Mönchengladbachs Wandel: Bundeswehrstandort statt Gewerbegebiet – und was jetzt?
Laila SchomberMönchengladbachs Wandel: Bundeswehrstandort statt Gewerbegebiet – und was jetzt?
Das ehemalige Gemeinsame Hauptquartier (JHQ) in Köln wird nach einer Einigung zwischen Bund und Land zu einer neuen Bundeswehreinrichtung umgebaut. Die Entscheidung stößt auf gemischte Reaktionen: Während lokale Verantwortungsträger die militärische Aufwertung begrüßen, äußern sie zugleich Bedenken wegen verlorener Chancen für gewerbliche Ansiedlungen.
Parallel plant das Land den Bau eines Unterbringungszentrums mit 140 Plätzen für abschiebungspflichtige Personen auf dem Gelände der ehemaligen Stuttgarter Kaserne. Das Vorhaben wird von Politikern verschiedener Ebenen sowohl gelobt als auch kritisiert.

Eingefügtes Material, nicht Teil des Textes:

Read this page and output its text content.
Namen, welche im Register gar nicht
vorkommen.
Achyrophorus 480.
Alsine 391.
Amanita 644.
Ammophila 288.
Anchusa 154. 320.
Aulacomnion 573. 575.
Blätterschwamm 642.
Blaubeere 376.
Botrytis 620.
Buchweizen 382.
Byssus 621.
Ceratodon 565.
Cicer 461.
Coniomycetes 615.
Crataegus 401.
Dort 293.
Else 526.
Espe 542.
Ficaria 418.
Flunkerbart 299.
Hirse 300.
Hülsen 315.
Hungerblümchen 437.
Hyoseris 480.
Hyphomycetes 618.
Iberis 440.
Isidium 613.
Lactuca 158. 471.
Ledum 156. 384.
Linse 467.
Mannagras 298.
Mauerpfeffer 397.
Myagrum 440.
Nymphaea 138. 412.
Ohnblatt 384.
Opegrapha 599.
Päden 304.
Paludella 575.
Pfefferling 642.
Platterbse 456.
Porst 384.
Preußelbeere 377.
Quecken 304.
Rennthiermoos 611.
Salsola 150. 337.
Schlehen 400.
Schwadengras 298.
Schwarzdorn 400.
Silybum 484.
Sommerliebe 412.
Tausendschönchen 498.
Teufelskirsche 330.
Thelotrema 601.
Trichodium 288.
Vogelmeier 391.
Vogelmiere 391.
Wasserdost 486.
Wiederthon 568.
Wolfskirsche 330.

Die Bund-Länder-Vereinbarung verwandelt das JHQ in einen Bundeswehrstandort – ein Schritt, den Oberbürgermeister Felix Heinrichs als Meilenstein für Mönchengladbachsökologische und wirtschaftliche Wende bezeichnete. Die Stadt warnt jedoch, dass dadurch kein Raum für weitere gewerbliche Expansion bleibe, die sie für Arbeitsplätze und Investitionen als unverzichtbar ansieht.
Um diese Sorgen auszuräumen, kündigte Heinrichs an, mit dem Land nachverhandeln zu wollen. Ziel sei es, Flächen für Wirtschaftsprojekte und neue Arbeitsplätze zu sichern. Auch der CDU-Landtagsabgeordnete Jochen Klenner sagte Unterstützung zu: Er versprach, entweder auf dem JHQ-Gelände kommunale Gewerbeflächen zu entwickeln oder diese an anderer Stelle auszuweiten, falls die ursprüngliche Kapazität ungenutzt bleibe.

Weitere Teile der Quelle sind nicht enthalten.